13 – Jogador que, nos acréscimos do tempo regulamentar, comemora gol cobrando silêncio dos torcedores.
14 – Torcidas (ou facções) organizadas de clubes em má fase, invadindo centros de treinamento e ameaçando atletas e comissão técnica, para dar um “sacode” no grupo.
15 – Justiça desportiva que não determina o liminar banimento do futebol de agressores de árbitros, sobretudo quando a vítima é do sexo feminino.
Chega! Já defendi até a extinção da regra mais difícil de ser aplicada: a do impedimento. Mudei. Seria chato ver um “poste” grudado no goleiro adversário durante toda a partida. O ideal seria que a regra valesse apenas a partir de linhas intermediárias, a serem demarcadas entre as linhas de fundo e divisória do campo.
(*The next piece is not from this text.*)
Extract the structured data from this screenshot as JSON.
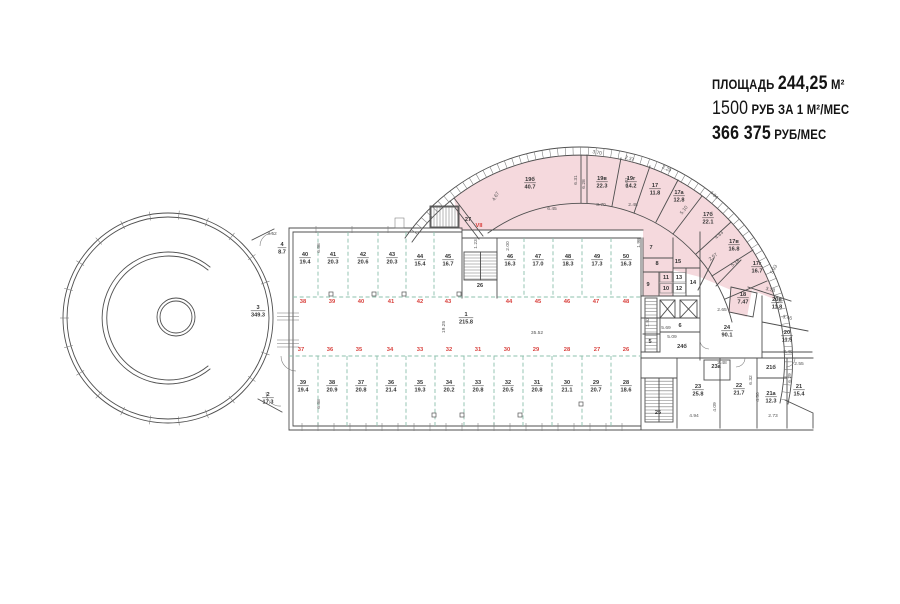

Quanto a outro foco crônico de chatice, o Árbitro Assistente de Vídeo (VAR, em inglês), reconheço: é a credibilidade do esporte que está em jogo. O problema não é a ferramenta. É quem está dentro de campo com um apito na boca, quando falta coragem para decidir sobre o que viu a poucos metros de distância.
Penso que deveria ficar a cargo dos treinadores, como no vôlei, a prerrogativa de acionar o olho eletrônico. Cada time teria o direito de acionar o VAR por duas vezes a cada tempo.
Deve ser afrodisíaco o poder de deixar meio mundo de gente em transe, por alguns minutos, enquanto, sob os holofotes da mídia, decide se mexe ou não no curso natural da história.
Tá duro de aguentar. Mas se o Vasco voltar a ser Vasco (mesmo vice-campeão, como o Flamengo, ultimamente), juro que tiro de letra minha rabugice. Se não, é melhor tirar o tubo.